(Carta Maior, 21/05/2014) A conta do twitter “A Minha Empregada” tem gerado polêmica na internet ao revelar algo que muitos tentam baixar os olhos: as agressões às empregadas domésticas no Brasil. Os relatos retuitados fazem com que a máscara de pretensa familiaridade na relação entre patroa e empregada das novelas da Globo caia. Muitos vão dizer que isso são casos isolados, mas o simples fato destes tipos de “brincadeiras” serem socialmente aceitas em certos meios já mostra o quanto este discurso está entranhado na sociedade brasileira.
A contratação de trabalhadores domésticos em larga escala é consequência do atraso social de um país. O fato de que existem pessoas que ganham o suficiente para que outra pessoa faça o serviço que ela própria poderia fazer demonstra o abismo da desigualdade social de uma nação.

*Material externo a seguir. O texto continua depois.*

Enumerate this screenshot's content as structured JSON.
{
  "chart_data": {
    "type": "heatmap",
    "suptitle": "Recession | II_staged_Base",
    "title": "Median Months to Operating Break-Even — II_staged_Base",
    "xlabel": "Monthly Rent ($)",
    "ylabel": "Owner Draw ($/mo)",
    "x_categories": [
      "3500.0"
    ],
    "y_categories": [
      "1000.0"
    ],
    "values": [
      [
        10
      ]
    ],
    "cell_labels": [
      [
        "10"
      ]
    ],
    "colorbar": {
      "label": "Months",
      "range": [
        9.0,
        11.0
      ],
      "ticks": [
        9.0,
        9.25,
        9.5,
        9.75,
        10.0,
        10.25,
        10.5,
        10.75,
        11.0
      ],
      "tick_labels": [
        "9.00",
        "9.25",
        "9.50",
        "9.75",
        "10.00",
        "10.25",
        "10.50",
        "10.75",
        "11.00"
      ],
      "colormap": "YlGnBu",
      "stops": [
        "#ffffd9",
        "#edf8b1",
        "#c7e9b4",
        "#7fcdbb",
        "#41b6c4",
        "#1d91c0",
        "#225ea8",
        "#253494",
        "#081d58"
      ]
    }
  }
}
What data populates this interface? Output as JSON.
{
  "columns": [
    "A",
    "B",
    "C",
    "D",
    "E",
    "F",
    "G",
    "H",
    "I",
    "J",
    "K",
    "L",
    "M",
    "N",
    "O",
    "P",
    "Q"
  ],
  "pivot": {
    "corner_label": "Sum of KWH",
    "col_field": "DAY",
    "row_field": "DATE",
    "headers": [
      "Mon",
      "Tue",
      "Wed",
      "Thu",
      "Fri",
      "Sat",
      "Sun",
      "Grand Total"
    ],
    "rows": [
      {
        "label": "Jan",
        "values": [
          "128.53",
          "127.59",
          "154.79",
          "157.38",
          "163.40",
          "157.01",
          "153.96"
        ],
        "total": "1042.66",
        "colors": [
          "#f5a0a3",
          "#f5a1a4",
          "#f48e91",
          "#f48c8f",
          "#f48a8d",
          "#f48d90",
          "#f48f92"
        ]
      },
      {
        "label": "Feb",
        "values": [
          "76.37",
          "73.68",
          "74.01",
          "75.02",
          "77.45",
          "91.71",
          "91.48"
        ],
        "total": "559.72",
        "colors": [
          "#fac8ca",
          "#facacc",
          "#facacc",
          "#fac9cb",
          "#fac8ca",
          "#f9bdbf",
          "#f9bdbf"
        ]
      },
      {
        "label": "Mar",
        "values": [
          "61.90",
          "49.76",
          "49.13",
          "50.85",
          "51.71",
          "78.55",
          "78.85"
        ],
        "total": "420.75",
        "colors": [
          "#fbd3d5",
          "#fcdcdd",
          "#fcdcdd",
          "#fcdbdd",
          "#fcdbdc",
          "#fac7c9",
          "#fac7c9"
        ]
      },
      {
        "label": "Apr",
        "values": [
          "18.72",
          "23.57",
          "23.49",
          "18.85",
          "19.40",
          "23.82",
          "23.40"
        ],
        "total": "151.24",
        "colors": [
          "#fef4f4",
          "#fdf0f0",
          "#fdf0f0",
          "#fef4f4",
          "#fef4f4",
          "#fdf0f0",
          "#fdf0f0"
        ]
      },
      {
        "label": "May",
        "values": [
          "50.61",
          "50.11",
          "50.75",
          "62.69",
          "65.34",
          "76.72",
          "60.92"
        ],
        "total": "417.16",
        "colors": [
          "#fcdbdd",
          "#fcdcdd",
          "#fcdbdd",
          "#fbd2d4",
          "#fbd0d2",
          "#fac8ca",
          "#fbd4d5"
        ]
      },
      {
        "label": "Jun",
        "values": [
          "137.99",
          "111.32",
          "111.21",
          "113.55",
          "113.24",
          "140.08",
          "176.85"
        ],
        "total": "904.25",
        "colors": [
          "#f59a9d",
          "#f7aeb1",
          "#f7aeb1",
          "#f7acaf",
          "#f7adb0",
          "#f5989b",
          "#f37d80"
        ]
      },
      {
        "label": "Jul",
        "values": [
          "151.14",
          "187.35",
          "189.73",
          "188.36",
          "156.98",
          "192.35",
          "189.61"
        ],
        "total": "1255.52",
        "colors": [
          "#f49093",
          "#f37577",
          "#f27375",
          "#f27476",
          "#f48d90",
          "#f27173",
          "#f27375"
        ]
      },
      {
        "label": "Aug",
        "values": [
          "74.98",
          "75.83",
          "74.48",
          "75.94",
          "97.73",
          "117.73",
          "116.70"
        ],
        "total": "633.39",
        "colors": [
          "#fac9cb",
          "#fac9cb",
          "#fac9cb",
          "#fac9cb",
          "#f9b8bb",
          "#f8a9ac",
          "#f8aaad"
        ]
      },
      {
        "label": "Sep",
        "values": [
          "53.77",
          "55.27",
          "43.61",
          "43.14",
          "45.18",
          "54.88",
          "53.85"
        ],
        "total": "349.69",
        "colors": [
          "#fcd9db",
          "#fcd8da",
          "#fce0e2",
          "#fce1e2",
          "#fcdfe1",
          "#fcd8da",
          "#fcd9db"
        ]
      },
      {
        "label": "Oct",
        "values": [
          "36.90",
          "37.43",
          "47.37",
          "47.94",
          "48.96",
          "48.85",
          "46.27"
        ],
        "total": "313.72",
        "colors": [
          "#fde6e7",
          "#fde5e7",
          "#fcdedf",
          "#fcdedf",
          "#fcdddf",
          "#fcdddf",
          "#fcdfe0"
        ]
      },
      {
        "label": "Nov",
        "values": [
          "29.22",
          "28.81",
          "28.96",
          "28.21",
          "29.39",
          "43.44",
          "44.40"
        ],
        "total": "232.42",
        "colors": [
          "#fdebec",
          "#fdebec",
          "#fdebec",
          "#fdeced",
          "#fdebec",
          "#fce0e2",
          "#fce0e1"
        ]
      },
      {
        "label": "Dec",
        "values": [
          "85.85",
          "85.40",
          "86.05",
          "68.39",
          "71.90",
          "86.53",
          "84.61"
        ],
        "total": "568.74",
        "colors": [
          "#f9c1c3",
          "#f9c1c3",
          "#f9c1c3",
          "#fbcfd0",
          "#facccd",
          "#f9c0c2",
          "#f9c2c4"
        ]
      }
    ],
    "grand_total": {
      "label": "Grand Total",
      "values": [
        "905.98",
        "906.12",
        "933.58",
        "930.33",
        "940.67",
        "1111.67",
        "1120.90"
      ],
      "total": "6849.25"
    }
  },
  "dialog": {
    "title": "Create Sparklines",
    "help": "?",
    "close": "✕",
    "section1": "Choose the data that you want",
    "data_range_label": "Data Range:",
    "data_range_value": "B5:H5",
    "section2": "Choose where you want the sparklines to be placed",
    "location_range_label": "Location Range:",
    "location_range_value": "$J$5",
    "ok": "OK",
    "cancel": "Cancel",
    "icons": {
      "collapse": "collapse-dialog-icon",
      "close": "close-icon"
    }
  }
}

A proporção da existência deste tipo de trabalho se dá na medida que houver, de um lado, um excedente de mão-de-obra desempregada e sem qualificação para outros tipos de serviço, e de outro, uma classe que ganha o suficiente para comprar a força de trabalho de outra pessoa.
E a força de trabalho a ser comprada nesses casos é sempre a da mulher. Isso decorre de uma das mais graves consequências do machismo em nossa sociedade: a delegação dos trabalhos mais mal-remunerados ao sexo feminino. Sob as falácias sociais de que a mulher não pode desenvolver outras atividades mais “pesadas” (como se o trabalho doméstico fosse “leve”) e de que o trabalho doméstico é “coisa de mulher”, a muitas mulheres sem qualificação profissional só sobra o serviço doméstico. E isso é um problema não porque o trabalho doméstico seja indigno, mas porque até pouco tempo atrás estes serviços não gozavam de nenhuma regulamentação legal, o que deixava as trabalhadoras sem garantia alguma.
E essa desregulamentação do serviço doméstico é herança do escravismo e do patriarcado. Achar o serviço doméstico “menor” que os outros; achar que a patroa faz um “favor” ao oferecer um cômodo na casa para a empregada; afirmar que não é possível contar as horas de trabalho da empregada tal qual outros trabalhos porque ela passa o tempo entre uma atividade e outra “descansando”; separar a cozinha das áreas de vivência; ter entradas e elevadores “de serviço”; a preponderância de negras entre as trabalhadoras: tudo isso é herança de nosso escravismo, que incrustou estruturas e visões de mundo sobre o trabalho que estão presentes até hoje.
As novas leis trabalhistas que asseguram às domésticas direitos que elas nunca tiveram é só um passo diante da longa caminhada rumo a uma sociedade mais igualitária.O Brasil precisa de outros avanços sociais além de leis para que o número de empregadas domésticas decresça e aquelas que continuarem neste serviço tenham melhores remunerações. Mais condições para qualificação profissional, mais seguridade social, salários melhores e menos machismo farão com que menos pessoas tenham no trabalho doméstico sua última opção de sobrevivência.